A partir de estas y otras anécdotas, el documental empieza a dilatar los grados de ficción y verosimilitud de una Colombia histórica para pensar en las imágenes y su naturaleza. «No hay diferencia entre una imagen de alguien que sufre y alguien que finge sufrir». Para encontrar la verdad, la imagen no es el lugar indicado. Sin duda, el camino de montaje lleva al director al encuentro con otra cara de la verdad, desde su dimensión sensitiva, donde los estímulos e imágenes conforman grados de ficción para construir, ahora sí, una verdad hecha de piezas de rompecabezas, como si existiera una voz callada, pero aún con presencia. Una palabra en acción.

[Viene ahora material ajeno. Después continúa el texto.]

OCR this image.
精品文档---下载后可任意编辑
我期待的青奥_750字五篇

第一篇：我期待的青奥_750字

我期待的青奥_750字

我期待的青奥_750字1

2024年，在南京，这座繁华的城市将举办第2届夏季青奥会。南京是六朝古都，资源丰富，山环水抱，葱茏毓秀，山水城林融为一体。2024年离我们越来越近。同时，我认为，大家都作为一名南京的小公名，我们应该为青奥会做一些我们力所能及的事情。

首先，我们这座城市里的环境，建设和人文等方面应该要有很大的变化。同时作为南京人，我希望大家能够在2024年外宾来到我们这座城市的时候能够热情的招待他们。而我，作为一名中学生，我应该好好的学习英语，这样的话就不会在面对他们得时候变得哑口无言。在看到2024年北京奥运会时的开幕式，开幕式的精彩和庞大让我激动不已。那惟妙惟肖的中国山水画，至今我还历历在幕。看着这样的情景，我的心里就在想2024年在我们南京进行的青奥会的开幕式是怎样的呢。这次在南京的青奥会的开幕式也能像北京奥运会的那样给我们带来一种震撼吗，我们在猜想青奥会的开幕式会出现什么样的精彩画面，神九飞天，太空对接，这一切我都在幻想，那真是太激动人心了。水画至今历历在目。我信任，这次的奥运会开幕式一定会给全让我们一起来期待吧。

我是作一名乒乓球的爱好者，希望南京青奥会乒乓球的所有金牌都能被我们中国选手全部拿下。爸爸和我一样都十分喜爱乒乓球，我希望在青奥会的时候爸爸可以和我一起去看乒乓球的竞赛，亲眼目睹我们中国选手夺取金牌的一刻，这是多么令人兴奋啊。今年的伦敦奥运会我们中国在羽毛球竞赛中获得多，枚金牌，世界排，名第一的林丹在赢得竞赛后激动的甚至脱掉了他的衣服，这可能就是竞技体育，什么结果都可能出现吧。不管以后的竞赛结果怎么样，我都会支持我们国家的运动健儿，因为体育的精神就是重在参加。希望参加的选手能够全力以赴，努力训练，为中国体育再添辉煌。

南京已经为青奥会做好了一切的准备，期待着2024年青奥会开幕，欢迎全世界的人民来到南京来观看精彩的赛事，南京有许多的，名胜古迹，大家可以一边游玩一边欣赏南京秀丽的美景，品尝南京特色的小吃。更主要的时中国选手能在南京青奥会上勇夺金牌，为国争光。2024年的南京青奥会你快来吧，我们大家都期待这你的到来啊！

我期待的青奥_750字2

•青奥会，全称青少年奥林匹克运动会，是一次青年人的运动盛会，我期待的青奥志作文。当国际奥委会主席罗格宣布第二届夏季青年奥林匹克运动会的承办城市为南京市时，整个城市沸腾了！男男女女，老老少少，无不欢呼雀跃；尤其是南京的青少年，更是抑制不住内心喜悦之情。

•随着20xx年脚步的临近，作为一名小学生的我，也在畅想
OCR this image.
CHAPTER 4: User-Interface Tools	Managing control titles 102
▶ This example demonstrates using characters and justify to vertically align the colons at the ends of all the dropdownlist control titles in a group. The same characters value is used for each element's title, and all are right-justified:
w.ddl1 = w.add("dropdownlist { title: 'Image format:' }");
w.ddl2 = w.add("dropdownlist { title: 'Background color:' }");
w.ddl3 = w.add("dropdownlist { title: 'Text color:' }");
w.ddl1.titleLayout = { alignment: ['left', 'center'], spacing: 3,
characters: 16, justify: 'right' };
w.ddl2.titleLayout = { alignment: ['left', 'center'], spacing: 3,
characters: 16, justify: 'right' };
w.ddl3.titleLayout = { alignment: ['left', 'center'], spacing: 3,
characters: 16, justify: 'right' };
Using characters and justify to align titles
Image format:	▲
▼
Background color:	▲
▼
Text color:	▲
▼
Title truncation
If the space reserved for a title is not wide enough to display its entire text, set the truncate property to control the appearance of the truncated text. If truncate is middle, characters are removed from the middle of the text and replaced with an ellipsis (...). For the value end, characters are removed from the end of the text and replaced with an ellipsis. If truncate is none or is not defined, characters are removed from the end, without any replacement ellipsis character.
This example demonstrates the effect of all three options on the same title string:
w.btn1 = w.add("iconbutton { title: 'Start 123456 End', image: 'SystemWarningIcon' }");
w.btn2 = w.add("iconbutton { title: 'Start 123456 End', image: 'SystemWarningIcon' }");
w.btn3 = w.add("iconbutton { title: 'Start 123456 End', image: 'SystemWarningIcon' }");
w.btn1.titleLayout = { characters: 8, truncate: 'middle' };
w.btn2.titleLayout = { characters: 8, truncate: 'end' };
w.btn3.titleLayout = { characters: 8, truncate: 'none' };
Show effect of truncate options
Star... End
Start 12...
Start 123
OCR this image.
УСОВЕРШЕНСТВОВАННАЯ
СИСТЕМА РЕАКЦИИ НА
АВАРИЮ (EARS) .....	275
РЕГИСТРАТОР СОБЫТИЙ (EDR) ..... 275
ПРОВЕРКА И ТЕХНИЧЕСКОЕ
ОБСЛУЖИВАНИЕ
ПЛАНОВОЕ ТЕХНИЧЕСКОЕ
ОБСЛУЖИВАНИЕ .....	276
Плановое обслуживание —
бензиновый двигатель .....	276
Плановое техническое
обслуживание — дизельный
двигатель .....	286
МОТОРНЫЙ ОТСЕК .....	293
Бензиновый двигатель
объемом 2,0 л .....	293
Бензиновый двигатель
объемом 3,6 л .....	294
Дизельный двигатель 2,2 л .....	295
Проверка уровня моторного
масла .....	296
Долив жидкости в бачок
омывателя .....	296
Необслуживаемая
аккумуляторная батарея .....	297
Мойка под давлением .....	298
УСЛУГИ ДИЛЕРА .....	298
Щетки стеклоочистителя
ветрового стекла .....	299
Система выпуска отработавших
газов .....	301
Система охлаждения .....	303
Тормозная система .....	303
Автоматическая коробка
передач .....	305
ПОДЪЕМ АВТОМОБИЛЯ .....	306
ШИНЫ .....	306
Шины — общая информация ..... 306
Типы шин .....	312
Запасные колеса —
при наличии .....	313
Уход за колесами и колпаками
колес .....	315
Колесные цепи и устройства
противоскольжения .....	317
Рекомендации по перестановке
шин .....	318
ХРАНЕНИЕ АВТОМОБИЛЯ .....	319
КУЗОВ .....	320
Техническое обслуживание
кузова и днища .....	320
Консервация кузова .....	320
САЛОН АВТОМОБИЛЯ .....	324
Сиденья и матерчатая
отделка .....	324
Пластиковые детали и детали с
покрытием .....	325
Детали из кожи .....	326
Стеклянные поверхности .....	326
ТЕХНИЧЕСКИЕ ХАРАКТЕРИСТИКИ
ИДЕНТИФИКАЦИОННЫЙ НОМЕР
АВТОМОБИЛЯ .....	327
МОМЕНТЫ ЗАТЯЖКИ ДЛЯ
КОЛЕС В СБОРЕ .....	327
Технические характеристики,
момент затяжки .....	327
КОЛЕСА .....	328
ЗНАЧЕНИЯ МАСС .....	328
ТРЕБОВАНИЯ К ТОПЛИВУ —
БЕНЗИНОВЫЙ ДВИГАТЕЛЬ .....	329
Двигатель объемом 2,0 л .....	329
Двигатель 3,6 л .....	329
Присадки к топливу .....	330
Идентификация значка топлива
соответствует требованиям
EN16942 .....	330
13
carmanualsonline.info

Pirotecnia trabaja con las representaciones de la violencia a partir de un accidente familiar. El modo en que elegimos qué ver y cómo nos hacemos cargo de eso que vemos arrebata la certeza de las imágenes que son enviadas al espectador desde los medios de comunicación. Una de las virtudes de la película es dirigir sus premisas a cualquier espectador, tanto el de cine que viaja y atraviesa geografías, como el de televisión, pasivo y de carácter encerrado, como decía Serge Daney.
En la reflexión, hay un cine aún por construir. Las preguntas indagan en la sensibilidad como el motor de las ideas implicadas en el registro social, al tiempo que muestran una forma de intensificar la duración de nuestras sensaciones individuales traducidas a nivel colectivo. Así, la voz de su madre está conducida por una película que registra el carácter ficcional de los mitos nacionales y sus conductas represoras. No sabemos con certeza por qué dejó de hablar, pero sí reconocemos cómo se ve una voz en su ausencia a través de Pirotecnia: un artefacto de luz, sonido y movimiento.
FUENTES:
[1] Walter Benjamin, Tesis VII, en Tesis de filosofía de la historia, El cuenco de la Plata, Buenos Aires, p.63.